Camila sostenía el bendito cuaderno de tapa roja. Hacía semanas que le había echado un ojo, y hacía meses que rondaba en su cabeza la idea de escribir sus memorias. El cuaderno rojo era un lienzo para despacharse a gusto… o, más bien, a disgusto con las injusticias que, día con día, pasaba… o, mejor dicho, sufría.

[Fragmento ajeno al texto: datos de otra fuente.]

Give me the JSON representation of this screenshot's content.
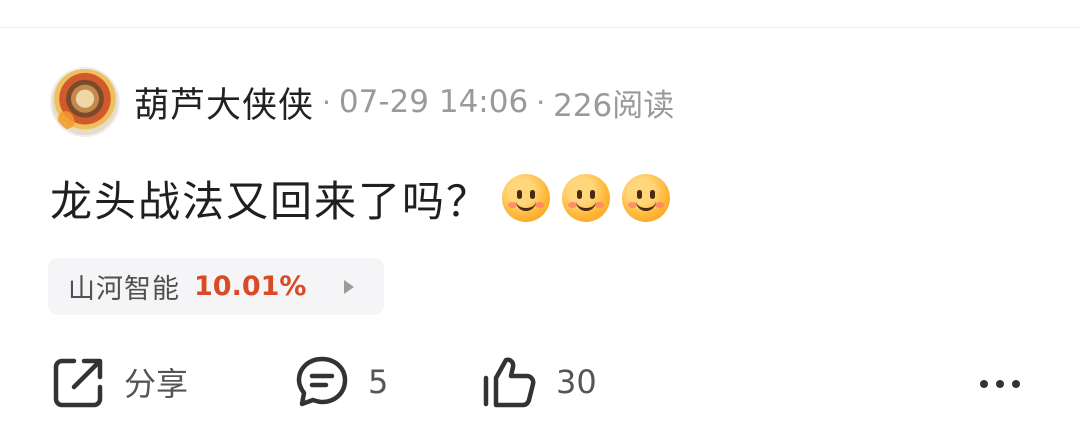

Sí, era momento de cobrar revancha. Cuando tuviera unas treinta, o mejor aún, cincuenta páginas escritas, se lo daría a su progenitor, y entonces él, por fin, se enteraría de las infamias con las que tenía que convivir.
Claro, ¡la pluma es más fuerte que la espada! De eso no tenía duda.
La duda era si debía o no iniciar ese incendio.
La razón: su hermana.
¿Qué pasaría si la maldita descubriera sus escritos…? Se burlaría, sí. Peor aún, le llamaría fea y ridícula. Tal vez quemaría sus memorias y, con ellas, sus pensamientos, su nuevo refugio, sus chances de salir del hoyo.
Tal vez estaría mejor sin escribir nada. Además, apenas le alcanzaba para comprar el cuaderno; no tendría para sus pasajes de regreso a casa.
¿Era eso? No, no era eso. Había caminado de vuelta a casa muchas veces. Muchas…
Era el temor a su hermana.
¿Hermana? No, jamás. ¡Hermanastra!
—Disculpe, señorita… ¿va a llevar el cuaderno?